The specific scope of the project was to capture eye-tracking data of 600 participants from varying demographics on client-provided devices over eight weeks. Recruiting participants was a significant challenge of this project. Historically, high-velocity projects with short duration captures are more successful in high foot-traffic locations, such as malls and events where participants engage more organically. Due to the COVID-19 pandemic, the client had struggled to collect real human data at scale. Yet, the client needed to obtain a variety of datasets to modify its algorithms to work as intended. The client needed us to complete the capture in full without sacrificing quality or the health and safety of our staff or participants. Another challenge arose during the initial design of the project. The devices sent for the collection were delayed in delivery. When they arrived, they were many generations older than the client had expected. This required additional testing and modeling to ensure reliable and accurate data collection.
Given the short timeframe of this project, the execution team worked with the older devices to attempt to produce useable data. This included testing a variety of distance, lighting, and capture angle scenarios to ensure high-quality data capture. Throughout the pilot phase, the execution team sent data results to the client for continuous feedback. After a few days of testing, the client approved the scenarios, and the capture process began. At the same time, we developed a solution to address the low volume of organic traffic available during the study period. We recreated “the mall model” at our Q TestLab in Kirkland, WA. The result was a hybrid between walk-in and recruited participants. Due to our marketing tactics – such as our referral program – and aggressive outreach to our participant database, we successfully recruited the right mix of participants.
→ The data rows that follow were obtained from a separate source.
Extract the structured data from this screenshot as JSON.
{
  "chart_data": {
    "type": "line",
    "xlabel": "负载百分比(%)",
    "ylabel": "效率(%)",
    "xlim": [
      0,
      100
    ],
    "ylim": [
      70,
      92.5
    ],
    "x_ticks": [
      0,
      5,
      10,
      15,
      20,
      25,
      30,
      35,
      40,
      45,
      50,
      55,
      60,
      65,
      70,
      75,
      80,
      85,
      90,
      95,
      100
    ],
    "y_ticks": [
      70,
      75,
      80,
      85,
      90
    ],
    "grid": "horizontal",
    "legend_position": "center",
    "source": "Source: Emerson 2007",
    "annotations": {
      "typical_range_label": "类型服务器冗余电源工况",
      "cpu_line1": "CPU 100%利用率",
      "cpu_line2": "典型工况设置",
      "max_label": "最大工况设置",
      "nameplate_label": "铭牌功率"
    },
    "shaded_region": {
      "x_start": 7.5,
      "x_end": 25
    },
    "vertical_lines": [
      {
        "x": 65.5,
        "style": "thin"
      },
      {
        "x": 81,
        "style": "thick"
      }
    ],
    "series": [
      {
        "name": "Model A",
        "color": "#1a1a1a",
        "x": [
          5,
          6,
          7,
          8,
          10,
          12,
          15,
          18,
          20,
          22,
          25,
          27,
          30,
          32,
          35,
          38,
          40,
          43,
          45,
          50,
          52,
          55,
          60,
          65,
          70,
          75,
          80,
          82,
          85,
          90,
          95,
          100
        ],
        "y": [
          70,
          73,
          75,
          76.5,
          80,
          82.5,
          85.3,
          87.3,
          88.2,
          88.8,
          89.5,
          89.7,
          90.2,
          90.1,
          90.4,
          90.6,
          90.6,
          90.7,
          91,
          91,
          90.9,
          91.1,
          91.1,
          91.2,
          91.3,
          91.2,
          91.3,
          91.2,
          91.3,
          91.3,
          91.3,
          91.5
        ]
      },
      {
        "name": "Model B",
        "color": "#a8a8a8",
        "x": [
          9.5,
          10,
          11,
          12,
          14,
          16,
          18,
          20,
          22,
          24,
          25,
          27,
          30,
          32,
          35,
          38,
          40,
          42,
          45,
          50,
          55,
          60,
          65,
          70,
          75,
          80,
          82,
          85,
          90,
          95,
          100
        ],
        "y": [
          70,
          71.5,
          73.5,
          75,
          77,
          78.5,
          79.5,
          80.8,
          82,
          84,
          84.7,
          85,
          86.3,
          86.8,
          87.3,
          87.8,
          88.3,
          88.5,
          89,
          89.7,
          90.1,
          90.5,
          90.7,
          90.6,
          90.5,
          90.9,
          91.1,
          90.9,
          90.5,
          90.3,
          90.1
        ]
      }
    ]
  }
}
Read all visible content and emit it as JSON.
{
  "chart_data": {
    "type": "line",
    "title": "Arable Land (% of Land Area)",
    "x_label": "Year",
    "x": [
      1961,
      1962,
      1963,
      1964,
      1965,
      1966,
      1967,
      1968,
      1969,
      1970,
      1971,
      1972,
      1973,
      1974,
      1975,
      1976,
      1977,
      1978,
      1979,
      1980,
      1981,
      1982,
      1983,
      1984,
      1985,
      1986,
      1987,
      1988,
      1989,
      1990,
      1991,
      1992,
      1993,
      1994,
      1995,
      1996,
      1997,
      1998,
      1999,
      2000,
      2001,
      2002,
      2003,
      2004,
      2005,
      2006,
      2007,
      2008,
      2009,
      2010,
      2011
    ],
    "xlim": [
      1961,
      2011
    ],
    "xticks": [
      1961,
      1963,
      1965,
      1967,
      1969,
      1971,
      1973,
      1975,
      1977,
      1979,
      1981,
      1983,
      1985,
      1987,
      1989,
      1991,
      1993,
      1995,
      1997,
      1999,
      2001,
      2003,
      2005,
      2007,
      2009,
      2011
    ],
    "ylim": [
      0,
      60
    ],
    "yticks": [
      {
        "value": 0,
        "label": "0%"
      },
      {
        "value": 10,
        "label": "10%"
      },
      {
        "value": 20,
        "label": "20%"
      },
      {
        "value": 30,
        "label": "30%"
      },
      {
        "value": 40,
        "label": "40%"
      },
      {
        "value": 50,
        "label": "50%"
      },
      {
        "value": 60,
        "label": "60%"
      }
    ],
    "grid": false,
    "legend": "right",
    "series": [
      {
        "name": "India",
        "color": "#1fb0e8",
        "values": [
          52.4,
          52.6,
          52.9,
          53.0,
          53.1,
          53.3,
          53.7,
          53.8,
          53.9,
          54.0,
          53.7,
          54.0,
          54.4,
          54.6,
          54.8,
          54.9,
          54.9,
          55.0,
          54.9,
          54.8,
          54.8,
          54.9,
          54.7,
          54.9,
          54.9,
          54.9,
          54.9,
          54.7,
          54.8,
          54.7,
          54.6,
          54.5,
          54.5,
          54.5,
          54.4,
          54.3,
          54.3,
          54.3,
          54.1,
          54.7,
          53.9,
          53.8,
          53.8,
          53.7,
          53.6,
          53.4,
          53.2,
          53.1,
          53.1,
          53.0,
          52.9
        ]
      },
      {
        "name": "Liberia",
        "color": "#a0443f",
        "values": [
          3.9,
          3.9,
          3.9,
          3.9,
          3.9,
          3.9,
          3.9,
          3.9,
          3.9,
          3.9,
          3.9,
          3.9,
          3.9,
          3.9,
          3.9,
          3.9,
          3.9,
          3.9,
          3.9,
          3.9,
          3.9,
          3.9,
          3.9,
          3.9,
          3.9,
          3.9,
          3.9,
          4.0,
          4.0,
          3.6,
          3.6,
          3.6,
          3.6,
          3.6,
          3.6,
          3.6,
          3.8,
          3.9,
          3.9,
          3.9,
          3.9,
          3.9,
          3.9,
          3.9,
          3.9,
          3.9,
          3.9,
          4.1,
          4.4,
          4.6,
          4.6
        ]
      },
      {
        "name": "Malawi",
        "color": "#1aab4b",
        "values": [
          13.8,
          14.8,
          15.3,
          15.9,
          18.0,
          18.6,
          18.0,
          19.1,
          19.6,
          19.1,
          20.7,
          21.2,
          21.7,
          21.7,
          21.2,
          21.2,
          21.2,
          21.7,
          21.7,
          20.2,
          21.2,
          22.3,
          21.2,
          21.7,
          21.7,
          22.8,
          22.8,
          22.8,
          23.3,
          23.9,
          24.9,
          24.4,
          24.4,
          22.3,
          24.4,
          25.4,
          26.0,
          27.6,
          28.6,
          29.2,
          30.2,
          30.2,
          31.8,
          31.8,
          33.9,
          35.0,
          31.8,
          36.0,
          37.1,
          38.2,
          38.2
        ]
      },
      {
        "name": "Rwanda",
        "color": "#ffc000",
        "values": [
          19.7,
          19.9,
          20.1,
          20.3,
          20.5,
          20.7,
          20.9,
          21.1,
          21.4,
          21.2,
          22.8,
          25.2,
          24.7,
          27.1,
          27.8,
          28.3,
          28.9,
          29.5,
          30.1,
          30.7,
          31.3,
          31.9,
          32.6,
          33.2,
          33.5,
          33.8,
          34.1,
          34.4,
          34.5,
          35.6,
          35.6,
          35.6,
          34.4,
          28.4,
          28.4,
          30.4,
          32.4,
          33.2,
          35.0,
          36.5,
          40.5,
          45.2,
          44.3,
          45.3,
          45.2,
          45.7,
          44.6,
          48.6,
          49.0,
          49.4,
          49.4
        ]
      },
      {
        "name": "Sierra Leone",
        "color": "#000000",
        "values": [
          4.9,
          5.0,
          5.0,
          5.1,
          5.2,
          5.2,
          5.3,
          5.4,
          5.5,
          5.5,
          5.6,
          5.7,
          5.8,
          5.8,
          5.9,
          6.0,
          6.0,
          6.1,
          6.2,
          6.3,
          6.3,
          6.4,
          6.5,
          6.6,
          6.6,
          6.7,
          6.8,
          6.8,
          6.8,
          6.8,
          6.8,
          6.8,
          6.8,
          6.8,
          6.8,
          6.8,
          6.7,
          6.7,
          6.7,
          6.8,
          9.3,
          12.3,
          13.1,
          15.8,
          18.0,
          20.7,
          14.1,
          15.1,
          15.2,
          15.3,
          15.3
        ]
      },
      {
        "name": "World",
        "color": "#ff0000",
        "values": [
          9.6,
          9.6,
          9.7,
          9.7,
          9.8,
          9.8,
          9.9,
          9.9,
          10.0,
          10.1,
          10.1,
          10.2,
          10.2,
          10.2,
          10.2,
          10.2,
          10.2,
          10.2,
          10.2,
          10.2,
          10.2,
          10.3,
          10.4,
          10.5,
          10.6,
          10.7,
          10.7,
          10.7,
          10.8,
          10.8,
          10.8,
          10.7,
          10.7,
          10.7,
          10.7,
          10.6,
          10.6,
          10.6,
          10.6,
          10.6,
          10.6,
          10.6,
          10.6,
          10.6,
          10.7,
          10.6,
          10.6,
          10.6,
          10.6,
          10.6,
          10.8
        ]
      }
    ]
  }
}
Initially, the client had requested 600 participant datasets in eight weeks. Delays in device procurement, struggles with the device cameras, the necessary calibration to validate the data, and the tight deadlines left only four weeks to capture data — half the time originally planned. We strategically re-organized our team to address the urgency of recruiting participants. Resources were moved from the capture side to participant management to accelerate our efforts and maximize the velocity of data capture. To improve the volume and value of the data collected, we deployed multiple capture stations. This approach provided additional variations in the data and countered the lower data quality from previous-generation devices. The participant recruiting team also took on execution tasks to keep the participant data streamlined and in order.
The client had been struggling to perform the data collections they needed to train their algorithms during the COVID-19 pandemic. This challenge impacted product development and put their deadlines at risk. We delivered the full number of captures by the intended due date and met the client’s quality standards in half of the expected time. Our ability to pivot quickly and develop new models for data collection, along with the flexibility of our staff to adjust roles, empowered us to meet the clients’ tight deadlines and gather the data needed. Even faced with technology challenges (old devices that required calibration and additional testing) and human challenges (recruiting and controlling the environment), we delivered new data that will continue to improve the algorithms and move the client’s products forward. Q Analysts’ adaptability, combined with our goal of delivering high-quality data at velocity, shows that we can rise to meet any challenge.